Does the punishment fit the crime?  This question has been bothering biblical commentators for nearly two thousand years.  Moses starts out as an obedient, if unwilling public servant.  He sacrifices his family life, puts up will all kinds of difficult problems to solve (scarcity of food and water, dispute resolution, judicial decrees, travel issues), deals with all of the customer service issues of the venture as well as being the primary creator or a new life style and culture.  That’s a lot of work for one person.  Then he justifiably grows impatient and loses his temper, and for that he gets punished by not being able to see the end goal he’s been working towards; it seems pretty harsh.

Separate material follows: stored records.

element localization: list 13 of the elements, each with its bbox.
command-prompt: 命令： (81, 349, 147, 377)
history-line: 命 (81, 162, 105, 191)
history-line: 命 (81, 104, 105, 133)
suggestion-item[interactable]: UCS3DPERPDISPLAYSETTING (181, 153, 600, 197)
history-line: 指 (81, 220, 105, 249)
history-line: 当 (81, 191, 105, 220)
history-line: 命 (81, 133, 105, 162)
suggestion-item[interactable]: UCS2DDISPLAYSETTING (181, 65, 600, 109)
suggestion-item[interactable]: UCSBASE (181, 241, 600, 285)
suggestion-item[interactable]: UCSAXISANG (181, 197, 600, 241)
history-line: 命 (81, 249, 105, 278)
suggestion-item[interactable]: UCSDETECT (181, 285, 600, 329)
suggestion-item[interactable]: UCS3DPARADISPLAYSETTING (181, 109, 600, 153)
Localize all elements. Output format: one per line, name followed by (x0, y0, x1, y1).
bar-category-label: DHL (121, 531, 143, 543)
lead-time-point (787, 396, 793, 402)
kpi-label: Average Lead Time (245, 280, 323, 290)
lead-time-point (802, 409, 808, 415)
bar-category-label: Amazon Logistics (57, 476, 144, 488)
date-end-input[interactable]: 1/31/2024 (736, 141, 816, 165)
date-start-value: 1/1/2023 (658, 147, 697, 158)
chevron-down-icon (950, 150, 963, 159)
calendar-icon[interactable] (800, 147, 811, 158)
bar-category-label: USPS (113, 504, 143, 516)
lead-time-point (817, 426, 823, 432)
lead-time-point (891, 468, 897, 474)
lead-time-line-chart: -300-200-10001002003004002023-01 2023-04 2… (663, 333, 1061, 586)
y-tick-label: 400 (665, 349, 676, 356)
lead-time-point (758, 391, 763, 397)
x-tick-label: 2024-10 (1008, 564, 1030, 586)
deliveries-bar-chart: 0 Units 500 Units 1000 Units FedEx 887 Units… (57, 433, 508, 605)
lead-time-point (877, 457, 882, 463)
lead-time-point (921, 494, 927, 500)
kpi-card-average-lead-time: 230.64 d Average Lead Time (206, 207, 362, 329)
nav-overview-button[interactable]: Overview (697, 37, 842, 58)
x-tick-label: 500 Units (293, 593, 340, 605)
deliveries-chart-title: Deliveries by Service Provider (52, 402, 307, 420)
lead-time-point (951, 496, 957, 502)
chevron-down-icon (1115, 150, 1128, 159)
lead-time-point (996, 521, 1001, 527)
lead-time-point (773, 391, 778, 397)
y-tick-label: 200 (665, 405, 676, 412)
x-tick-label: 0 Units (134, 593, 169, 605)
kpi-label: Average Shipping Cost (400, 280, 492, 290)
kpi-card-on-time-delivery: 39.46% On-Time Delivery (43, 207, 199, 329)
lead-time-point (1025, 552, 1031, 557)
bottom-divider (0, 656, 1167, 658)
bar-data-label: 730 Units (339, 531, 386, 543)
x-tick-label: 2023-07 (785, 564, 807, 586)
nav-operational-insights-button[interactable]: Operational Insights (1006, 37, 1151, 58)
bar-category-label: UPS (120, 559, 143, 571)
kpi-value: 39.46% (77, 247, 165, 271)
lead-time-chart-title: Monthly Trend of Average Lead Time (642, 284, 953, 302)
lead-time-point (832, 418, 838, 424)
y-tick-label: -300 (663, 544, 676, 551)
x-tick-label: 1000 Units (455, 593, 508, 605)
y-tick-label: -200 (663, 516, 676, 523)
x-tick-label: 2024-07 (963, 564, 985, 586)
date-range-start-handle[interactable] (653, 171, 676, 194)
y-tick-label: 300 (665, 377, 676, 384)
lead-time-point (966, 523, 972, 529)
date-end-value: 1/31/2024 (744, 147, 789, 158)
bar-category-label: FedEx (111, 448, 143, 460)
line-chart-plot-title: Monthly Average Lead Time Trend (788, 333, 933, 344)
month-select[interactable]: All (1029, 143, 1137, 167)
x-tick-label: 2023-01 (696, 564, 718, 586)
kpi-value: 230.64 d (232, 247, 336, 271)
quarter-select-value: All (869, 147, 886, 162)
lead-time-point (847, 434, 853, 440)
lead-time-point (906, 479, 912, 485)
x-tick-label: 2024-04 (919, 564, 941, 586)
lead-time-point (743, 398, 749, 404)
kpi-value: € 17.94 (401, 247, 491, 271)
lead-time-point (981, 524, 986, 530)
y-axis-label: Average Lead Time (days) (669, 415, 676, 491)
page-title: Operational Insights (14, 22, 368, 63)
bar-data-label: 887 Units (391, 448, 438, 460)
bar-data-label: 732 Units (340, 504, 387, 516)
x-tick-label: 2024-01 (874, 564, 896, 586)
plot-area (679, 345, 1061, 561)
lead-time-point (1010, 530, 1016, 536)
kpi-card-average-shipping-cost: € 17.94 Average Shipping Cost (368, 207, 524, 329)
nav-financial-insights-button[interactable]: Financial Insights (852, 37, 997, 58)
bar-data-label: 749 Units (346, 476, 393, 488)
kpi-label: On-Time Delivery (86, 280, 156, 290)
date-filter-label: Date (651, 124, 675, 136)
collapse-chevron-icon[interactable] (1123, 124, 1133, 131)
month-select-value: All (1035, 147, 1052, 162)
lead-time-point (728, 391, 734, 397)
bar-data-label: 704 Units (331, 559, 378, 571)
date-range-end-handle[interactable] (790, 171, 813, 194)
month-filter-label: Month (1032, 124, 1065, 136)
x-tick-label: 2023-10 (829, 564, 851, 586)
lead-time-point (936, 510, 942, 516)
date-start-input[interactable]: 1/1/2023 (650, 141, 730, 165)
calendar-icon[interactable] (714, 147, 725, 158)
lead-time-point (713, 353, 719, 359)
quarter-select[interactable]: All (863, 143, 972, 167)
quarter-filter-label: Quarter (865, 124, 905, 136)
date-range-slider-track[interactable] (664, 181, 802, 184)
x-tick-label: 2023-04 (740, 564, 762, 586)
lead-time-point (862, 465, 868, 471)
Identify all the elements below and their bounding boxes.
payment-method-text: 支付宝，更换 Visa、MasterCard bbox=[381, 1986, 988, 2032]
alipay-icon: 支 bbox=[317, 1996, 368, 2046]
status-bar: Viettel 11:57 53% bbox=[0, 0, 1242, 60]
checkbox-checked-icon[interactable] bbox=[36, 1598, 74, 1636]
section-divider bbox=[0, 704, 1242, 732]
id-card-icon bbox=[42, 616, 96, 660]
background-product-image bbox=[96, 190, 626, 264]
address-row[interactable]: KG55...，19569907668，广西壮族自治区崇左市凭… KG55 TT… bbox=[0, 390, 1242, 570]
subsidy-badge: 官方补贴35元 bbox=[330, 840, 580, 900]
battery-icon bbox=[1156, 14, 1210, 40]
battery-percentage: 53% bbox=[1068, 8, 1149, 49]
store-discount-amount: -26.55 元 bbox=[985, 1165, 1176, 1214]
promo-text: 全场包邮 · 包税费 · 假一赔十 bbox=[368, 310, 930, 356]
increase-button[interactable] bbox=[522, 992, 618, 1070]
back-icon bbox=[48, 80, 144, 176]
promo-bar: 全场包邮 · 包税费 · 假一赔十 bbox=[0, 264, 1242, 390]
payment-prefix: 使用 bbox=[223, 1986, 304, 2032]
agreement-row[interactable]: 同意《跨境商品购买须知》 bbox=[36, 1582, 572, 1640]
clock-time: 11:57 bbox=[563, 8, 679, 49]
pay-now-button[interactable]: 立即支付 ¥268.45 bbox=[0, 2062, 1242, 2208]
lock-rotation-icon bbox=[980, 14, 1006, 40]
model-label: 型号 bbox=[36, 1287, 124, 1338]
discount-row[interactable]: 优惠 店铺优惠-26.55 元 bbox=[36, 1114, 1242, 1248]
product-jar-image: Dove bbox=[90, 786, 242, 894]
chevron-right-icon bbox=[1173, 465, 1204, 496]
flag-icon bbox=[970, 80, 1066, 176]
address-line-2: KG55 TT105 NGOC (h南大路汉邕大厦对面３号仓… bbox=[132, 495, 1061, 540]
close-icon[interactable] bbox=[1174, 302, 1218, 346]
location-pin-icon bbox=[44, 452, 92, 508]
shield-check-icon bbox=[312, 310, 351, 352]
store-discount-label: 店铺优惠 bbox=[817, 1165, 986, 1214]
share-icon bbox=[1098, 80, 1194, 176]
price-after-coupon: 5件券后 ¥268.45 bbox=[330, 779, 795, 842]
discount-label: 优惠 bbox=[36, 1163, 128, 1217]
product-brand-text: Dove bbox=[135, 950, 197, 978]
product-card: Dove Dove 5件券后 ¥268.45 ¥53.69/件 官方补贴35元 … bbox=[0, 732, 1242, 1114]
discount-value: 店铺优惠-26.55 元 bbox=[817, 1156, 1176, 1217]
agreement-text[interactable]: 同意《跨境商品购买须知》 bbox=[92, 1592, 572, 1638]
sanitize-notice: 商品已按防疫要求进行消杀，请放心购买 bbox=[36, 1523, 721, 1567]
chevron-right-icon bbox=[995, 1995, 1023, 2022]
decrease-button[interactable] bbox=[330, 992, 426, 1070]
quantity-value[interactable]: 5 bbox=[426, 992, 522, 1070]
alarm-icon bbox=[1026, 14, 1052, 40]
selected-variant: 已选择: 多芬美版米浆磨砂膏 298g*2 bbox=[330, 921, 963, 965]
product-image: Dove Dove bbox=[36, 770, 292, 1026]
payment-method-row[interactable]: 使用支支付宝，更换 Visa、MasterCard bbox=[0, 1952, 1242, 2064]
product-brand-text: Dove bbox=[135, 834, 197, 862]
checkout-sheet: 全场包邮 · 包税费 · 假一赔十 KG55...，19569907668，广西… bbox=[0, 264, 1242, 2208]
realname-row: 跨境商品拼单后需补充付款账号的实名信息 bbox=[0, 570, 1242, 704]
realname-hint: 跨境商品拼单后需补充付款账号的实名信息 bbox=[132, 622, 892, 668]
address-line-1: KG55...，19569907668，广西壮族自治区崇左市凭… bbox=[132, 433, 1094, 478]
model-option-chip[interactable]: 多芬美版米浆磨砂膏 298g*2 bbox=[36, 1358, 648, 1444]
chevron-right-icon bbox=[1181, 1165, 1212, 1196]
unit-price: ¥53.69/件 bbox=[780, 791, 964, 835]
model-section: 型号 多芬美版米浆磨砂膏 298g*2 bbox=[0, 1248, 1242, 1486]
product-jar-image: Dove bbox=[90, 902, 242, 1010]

There are a lot of explanations for God’s punishment here.  Moses didn’t follow instructions – maybe his intimacy with God made him feel he had license to ad lib, and that lack of humility is what was being punished (Moses shows great humility in most instances).  Maybe Moses and Aaron had burned out, or more gently, and reached the extent of their talents – the human experience is dynamic, and the right leaders for the Exodus and the community building experience of the wilderness were not the same people who might be best suited to leading a younger generation in conquest and settlement of the land.  This may mean that the hitting of the rock was only a pretense for the punishment, and that seems plausible, in light of the reasons why corporate human relationships departments act today, not always providing the replaced employee with all of the reasons for a dismissal.  Its possible God was looking for a reason to let Moses know his time was coming to an end, or that there would come a time when his leadership was over, and this was the best way to break that difficult news.

Questions for discussion:
1   
  Can we blame the Children of Israel for complaining about a lack of water?  Is it possible there was a better way for them to bring their concerns to Moses?  Are there more constructive ways to make a leader aware of a problem?
2
.      Moses decides in this situation to act differently from the way God instructed him.  Do you think this is why he was punished?
3
     How does a leader know when it’s time to step aside and hand the job off to someone else?

Steve Kerbel, an education consultant, is a past chair of the Education Director’s Council of Greater Washington and a national vice president of the Jewish Educators Assembly.